I begin with a sentence that would have been unimaginable when I began my work at NRDC more than three decades ago: today I write in praise of the Los Angeles Department of Water and Power.
This month the nation’s largest public utility, LADWP, took a historic step in embracing a revenue mechanism that supports energy efficiency, displaying leadership that will reverberate across the 2,900 other non-profit utilities serving rural and urban America.
The Los Angeles City Council’s approval last week of “revenue decoupling” reform never before achieved in the history of public power, along with the Department of Water and Power’s largest-ever energy efficiency investments, also represents a monumental shift in outlook.
Commending LADWP was unimaginable when I began my work with NRDC more than three decades ago. It was a giant and mysterious institution that environmentalists loved to hate, with encroaching tentacles pulling millions of pounds of coal from surrounding states and millions of gallons of water from a dwindling Mono Lake and Colorado River.
Its management seemed aloof and indifferent to these environmental concerns. For example, the utility is one of the villains of “Cadillac Desert: The American West and Its Disappearing Water,” the magnificent history of Western environmental battles penned by my former NRDC colleague Marc Reisner a quarter-century ago.
This started to change in the 1990s with the improbable arrival of a general manager with a Tennessee accent, a white cowboy hat, and a known environmental bent. By the time Dave Freeman left town, Mono Lake was refilling and LADWP had begun to change its resource mix, with an emphasis on renewable energy and energy efficiency. But it took a Seattleite named Ron Nichols to make history at the helm of the largest U.S. municipal utility last week.
The City Council’s approval of his proposals will more than double LADWP's energy efficiency incentives, to about $265 million over the next two years. That’s important and overdue news that will move it closer to parity with California’s large investor-owned utilities (Sempra, Southern California Edison, and PG&E). LADWP customers should realize net benefits totaling a much larger number, given a huge city-wide opportunity to save electricity at lower cost than building new power plants that spew pollution into our air.
At the same time, the new revenue decoupling mechanism will ensure that LADWP's financial health no longer relies on increased electricity sales; should consumption trend modestly downward, rates will automatically adjust to prevent a shortfall in recovery of the Department's authorized non-fuel costs. Although LADWP is a nonprofit venture, it still needs to hit revenue targets in order to meet obligations to its bondholders and its municipal treasury.
Without revenue decoupling, any reductions in electricity use – including those from increased energy efficiency efforts -- would jeopardize the utility’s ability to do that. Decoupling also prevents the utility from securing a windfall if electricity sales surge for any reason (like extreme heat); those excess revenues go right back to customers in the form of rate reductions. Revenue decoupling isn’t a “cost adder”; it’s a guarantee that recovery of costs already approved won't be affected by fluctuations in electricity use, and it opens the way for utility bill reductions in the form of accelerated energy efficiency improvements.

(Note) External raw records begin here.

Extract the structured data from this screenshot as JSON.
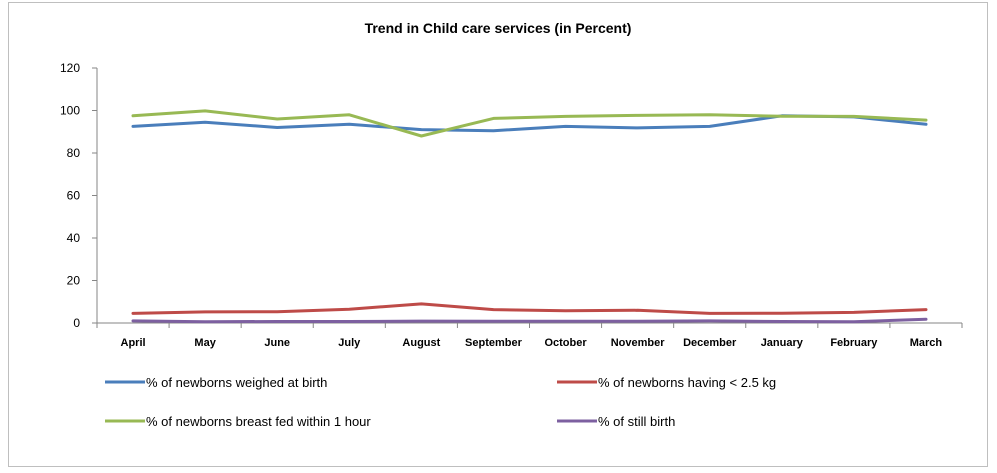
{
  "chart_data": {
    "type": "line",
    "title": "Trend in Child care services  (in Percent)",
    "xlabel": "",
    "ylabel": "",
    "ylim": [
      0,
      120
    ],
    "yticks": [
      0,
      20,
      40,
      60,
      80,
      100,
      120
    ],
    "grid": false,
    "legend_position": "bottom",
    "categories": [
      "April",
      "May",
      "June",
      "July",
      "August",
      "September",
      "October",
      "November",
      "December",
      "January",
      "February",
      "March"
    ],
    "series": [
      {
        "name": "% of newborns weighed at birth",
        "color": "#4a7ebb",
        "values": [
          92.5,
          94.5,
          92,
          93.5,
          91,
          90.5,
          92.5,
          91.8,
          92.5,
          97.5,
          97,
          93.5
        ]
      },
      {
        "name": "% of newborns having < 2.5 kg",
        "color": "#be4b48",
        "values": [
          4.5,
          5.2,
          5.3,
          6.5,
          9,
          6.3,
          5.8,
          6,
          4.5,
          4.6,
          5,
          6.3
        ]
      },
      {
        "name": "% of newborns breast fed within 1 hour",
        "color": "#98b954",
        "values": [
          97.5,
          99.8,
          96,
          98,
          88,
          96.3,
          97.2,
          97.7,
          98,
          97.3,
          97.2,
          95.5
        ]
      },
      {
        "name": "% of still birth",
        "color": "#7d60a0",
        "values": [
          1,
          0.6,
          0.7,
          0.7,
          0.9,
          0.8,
          0.8,
          0.8,
          1,
          0.7,
          0.6,
          1.8
        ]
      }
    ]
  }
}
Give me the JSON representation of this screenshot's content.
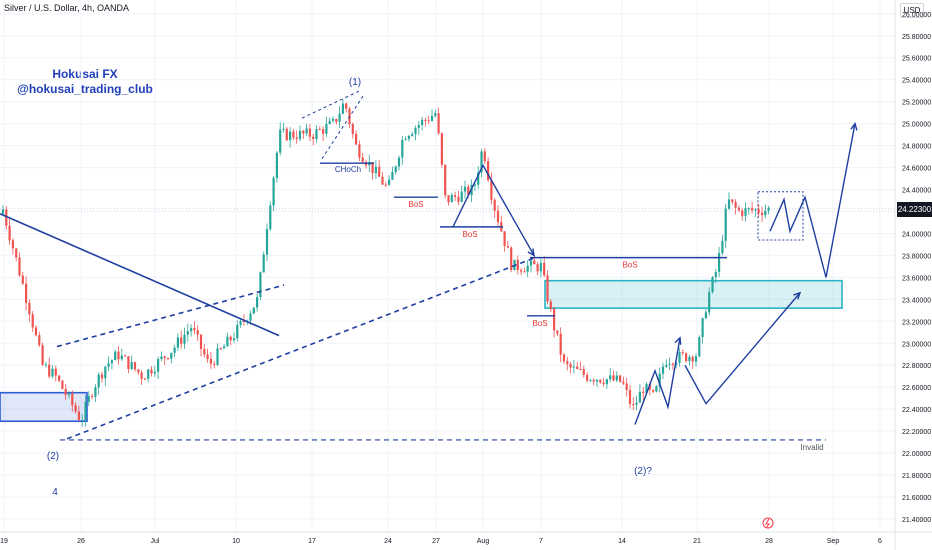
{
  "header": {
    "symbol_line": "Silver / U.S. Dollar, 4h, OANDA",
    "currency": "USD"
  },
  "brand": {
    "name": "Hokusai FX",
    "handle": "@hokusai_trading_club"
  },
  "colors": {
    "up": "#26a69a",
    "down": "#ef5350",
    "annotation": "#1e3fa0",
    "box_blue": "#2f5bd3",
    "box_cyan": "#2ab3c6",
    "bos_text": "#e53935",
    "grid": "#f0f3fa",
    "axis_text": "#131722"
  },
  "price_axis": {
    "ticks": [
      "26.00000",
      "25.80000",
      "25.60000",
      "25.40000",
      "25.20000",
      "25.00000",
      "24.80000",
      "24.60000",
      "24.40000",
      "24.20000",
      "24.00000",
      "23.80000",
      "23.60000",
      "23.40000",
      "23.20000",
      "23.00000",
      "22.80000",
      "22.60000",
      "22.40000",
      "22.20000",
      "22.00000",
      "21.80000",
      "21.60000",
      "21.40000"
    ],
    "last_price": "24.22300",
    "range": [
      21.36,
      26.12
    ]
  },
  "time_axis": {
    "labels": [
      "19",
      "26",
      "Jul",
      "10",
      "17",
      "24",
      "27",
      "Aug",
      "7",
      "14",
      "21",
      "28",
      "Sep",
      "6"
    ]
  },
  "annotations": {
    "wave_labels": [
      "(1)",
      "(2)",
      "4",
      "(2)?"
    ],
    "choch": "CHoCh",
    "bos": "BoS",
    "invalid": "Invalid"
  },
  "chart_data": {
    "type": "candlestick",
    "title": "Silver / U.S. Dollar, 4h, OANDA",
    "y_unit": "USD",
    "ylim": [
      21.36,
      26.12
    ],
    "x_range": [
      "Jun 19",
      "Sep 6"
    ],
    "last_price": 24.223,
    "close_path": [
      {
        "x": "Jun 19",
        "price": 24.18
      },
      {
        "x": "Jun 21",
        "price": 23.3
      },
      {
        "x": "Jun 22",
        "price": 22.8
      },
      {
        "x": "Jun 23",
        "price": 22.7
      },
      {
        "x": "Jun 25",
        "price": 22.3
      },
      {
        "x": "Jun 26",
        "price": 22.6
      },
      {
        "x": "Jun 27",
        "price": 22.8
      },
      {
        "x": "Jun 28",
        "price": 22.9
      },
      {
        "x": "Jun 30",
        "price": 22.7
      },
      {
        "x": "Jul 3",
        "price": 22.95
      },
      {
        "x": "Jul 5",
        "price": 23.15
      },
      {
        "x": "Jul 7",
        "price": 22.8
      },
      {
        "x": "Jul 10",
        "price": 23.1
      },
      {
        "x": "Jul 12",
        "price": 23.4
      },
      {
        "x": "Jul 13",
        "price": 24.2
      },
      {
        "x": "Jul 14",
        "price": 24.9
      },
      {
        "x": "Jul 17",
        "price": 24.9
      },
      {
        "x": "Jul 19",
        "price": 25.0
      },
      {
        "x": "Jul 20",
        "price": 25.2
      },
      {
        "x": "Jul 21",
        "price": 24.8
      },
      {
        "x": "Jul 24",
        "price": 24.4
      },
      {
        "x": "Jul 25",
        "price": 24.9
      },
      {
        "x": "Jul 27",
        "price": 25.1
      },
      {
        "x": "Jul 28",
        "price": 24.3
      },
      {
        "x": "Jul 31",
        "price": 24.4
      },
      {
        "x": "Aug 1",
        "price": 24.8
      },
      {
        "x": "Aug 2",
        "price": 24.3
      },
      {
        "x": "Aug 3",
        "price": 24.0
      },
      {
        "x": "Aug 4",
        "price": 23.7
      },
      {
        "x": "Aug 7",
        "price": 23.7
      },
      {
        "x": "Aug 8",
        "price": 23.2
      },
      {
        "x": "Aug 9",
        "price": 22.8
      },
      {
        "x": "Aug 11",
        "price": 22.7
      },
      {
        "x": "Aug 14",
        "price": 22.65
      },
      {
        "x": "Aug 15",
        "price": 22.4
      },
      {
        "x": "Aug 16",
        "price": 22.6
      },
      {
        "x": "Aug 17",
        "price": 22.5
      },
      {
        "x": "Aug 18",
        "price": 22.85
      },
      {
        "x": "Aug 21",
        "price": 22.9
      },
      {
        "x": "Aug 22",
        "price": 23.4
      },
      {
        "x": "Aug 23",
        "price": 23.7
      },
      {
        "x": "Aug 24",
        "price": 24.3
      },
      {
        "x": "Aug 25",
        "price": 24.2
      },
      {
        "x": "Aug 28",
        "price": 24.22
      }
    ],
    "drawn_levels": [
      {
        "label": "CHoCh",
        "price": 24.64
      },
      {
        "label": "BoS",
        "price": 24.33
      },
      {
        "label": "BoS",
        "price": 24.06
      },
      {
        "label": "BoS",
        "price": 23.78
      },
      {
        "label": "BoS",
        "price": 23.25
      },
      {
        "label": "Invalid",
        "price": 22.12
      }
    ],
    "zones": [
      {
        "name": "demand zone (left)",
        "from": 22.29,
        "to": 22.55
      },
      {
        "name": "demand zone (right)",
        "from": 23.32,
        "to": 23.57
      }
    ]
  }
}
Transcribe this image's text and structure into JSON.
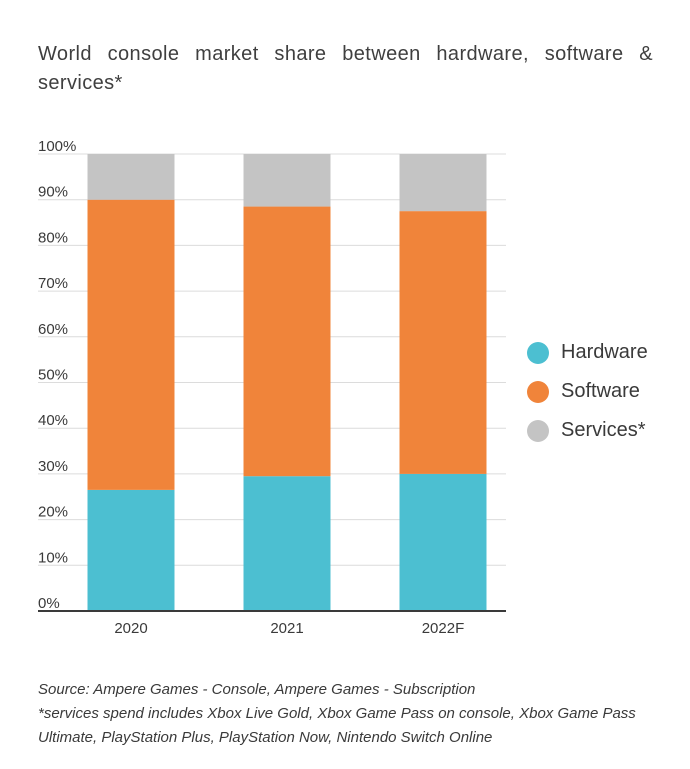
{
  "title": "World console market share between hardware, software & services*",
  "chart_data": {
    "type": "bar",
    "stacked": true,
    "categories": [
      "2020",
      "2021",
      "2022F"
    ],
    "series": [
      {
        "name": "Hardware",
        "values": [
          26.5,
          29.5,
          30
        ],
        "color": "#4cbfd1"
      },
      {
        "name": "Software",
        "values": [
          63.5,
          59,
          57.5
        ],
        "color": "#f0843a"
      },
      {
        "name": "Services*",
        "values": [
          10,
          11.5,
          12.5
        ],
        "color": "#c4c4c4"
      }
    ],
    "yticks": [
      "0%",
      "10%",
      "20%",
      "30%",
      "40%",
      "50%",
      "60%",
      "70%",
      "80%",
      "90%",
      "100%"
    ],
    "ylim": [
      0,
      100
    ],
    "grid": true,
    "legend": "right"
  },
  "footnote": {
    "source": "Source: Ampere Games - Console, Ampere Games - Subscription",
    "note": "*services spend includes Xbox Live Gold, Xbox Game Pass on console, Xbox Game Pass Ultimate, PlayStation Plus, PlayStation Now, Nintendo Switch Online"
  }
}
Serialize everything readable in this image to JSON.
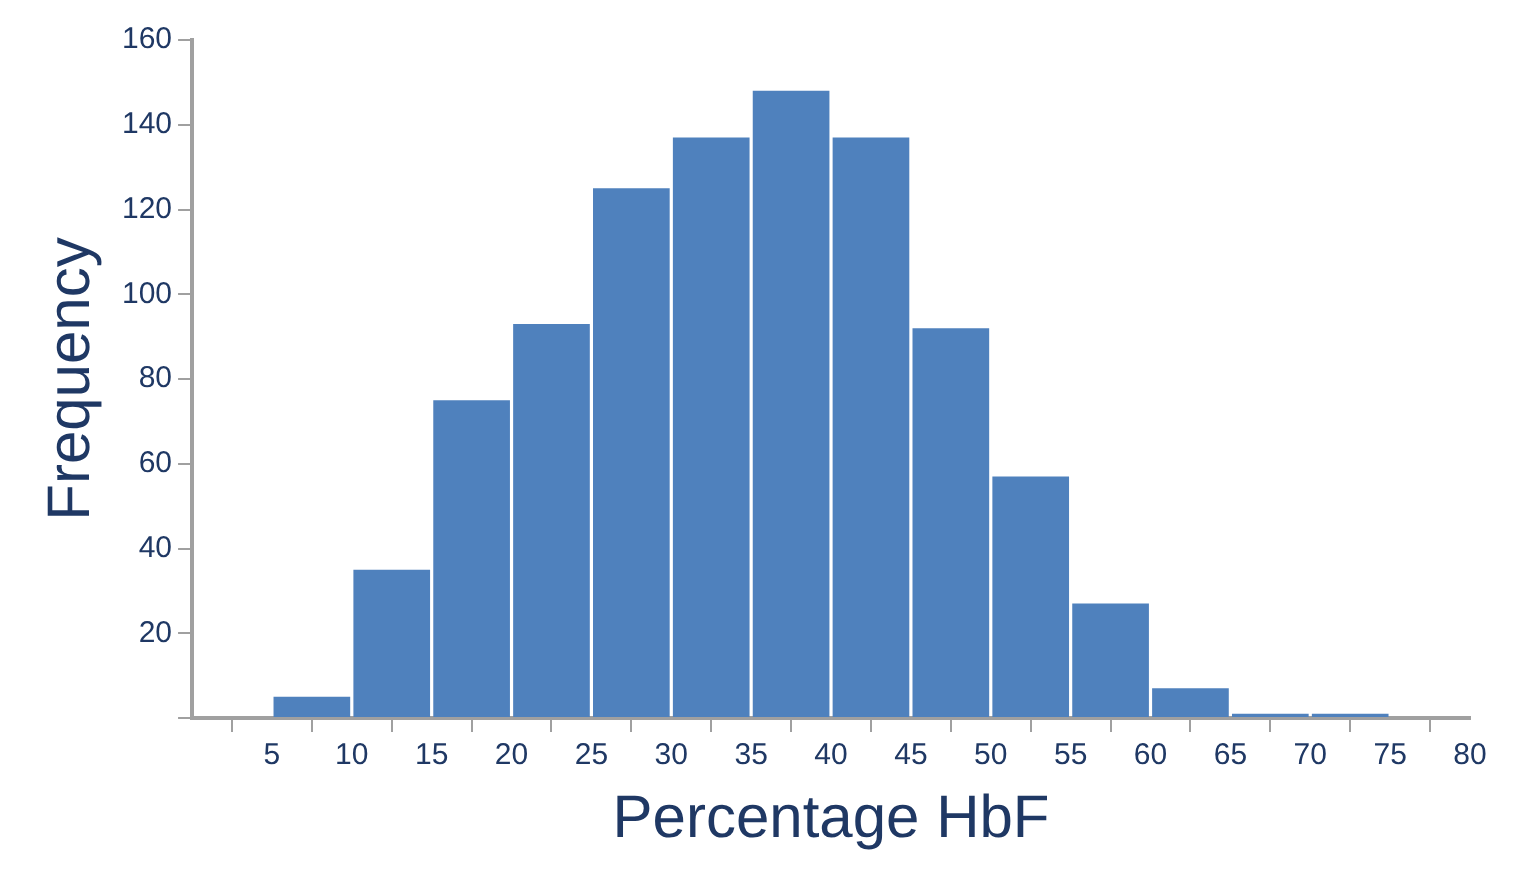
{
  "chart_data": {
    "type": "histogram",
    "xlabel": "Percentage HbF",
    "ylabel": "Frequency",
    "bins": [
      5,
      10,
      15,
      20,
      25,
      30,
      35,
      40,
      45,
      50,
      55,
      60,
      65,
      70,
      75
    ],
    "values": [
      5,
      35,
      75,
      93,
      125,
      137,
      148,
      137,
      92,
      57,
      27,
      7,
      1,
      1
    ],
    "color": "#4f81bd",
    "xlim": [
      0,
      80
    ],
    "xticks": [
      {
        "value": 0,
        "label": null
      },
      5,
      10,
      15,
      20,
      25,
      30,
      35,
      40,
      45,
      50,
      55,
      60,
      65,
      70,
      75,
      80
    ],
    "ylim": [
      0,
      160
    ],
    "yticks": [
      {
        "value": 0,
        "label": null
      },
      20,
      40,
      60,
      80,
      100,
      120,
      140,
      160
    ],
    "grid": false,
    "legend": false
  }
}
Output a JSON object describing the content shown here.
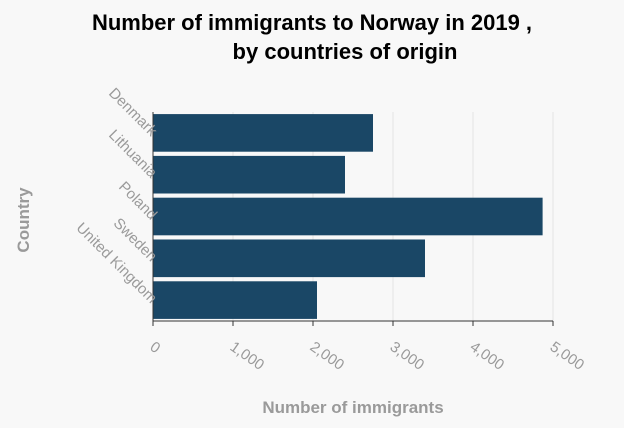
{
  "chart_data": {
    "type": "bar",
    "orientation": "horizontal",
    "title": [
      "Number of immigrants to Norway in 2019 ,",
      "by countries of origin"
    ],
    "xlabel": "Number of immigrants",
    "ylabel": "Country",
    "categories": [
      "Denmark",
      "Lithuania",
      "Poland",
      "Sweden",
      "United Kingdom"
    ],
    "values": [
      2750,
      2400,
      4870,
      3400,
      2050
    ],
    "xlim": [
      0,
      5000
    ],
    "xticks": [
      0,
      1000,
      2000,
      3000,
      4000,
      5000
    ],
    "xtick_labels": [
      "0",
      "1,000",
      "2,000",
      "3,000",
      "4,000",
      "5,000"
    ],
    "grid": "vertical",
    "legend": "none",
    "colors": {
      "bar": "#1a4766",
      "grid": "#e4e4e4",
      "axis": "#333333",
      "label": "#9a9a9a",
      "background": "#f8f8f8"
    }
  }
}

For both investor-owned and nonprofit utilities, revenue decoupling keeps the enterprise “whole” when electricity use drops or grows more slowly than expected -- without appreciably reducing customers’ rewards for saving energy.
Few would disagree with that goal, but until the Los Angeles Department of Water and Power embraced revenue decoupling, nonprofit utilities weren’t achieving it, and too many are lagging in energy efficiency commitments as a result. Since nonprofit utilities account for about a quarter of the nation’s electricity sales, that represents a huge obstacle to energy efficiency progress.
The Los Angeles Department of Water and Power has now shown the way forward. It’s time for all publicly owned utilities to embrace energy efficiency fully as the best to reduce their customers’ bills today and ensure a healthier environment for all of us tomorrow.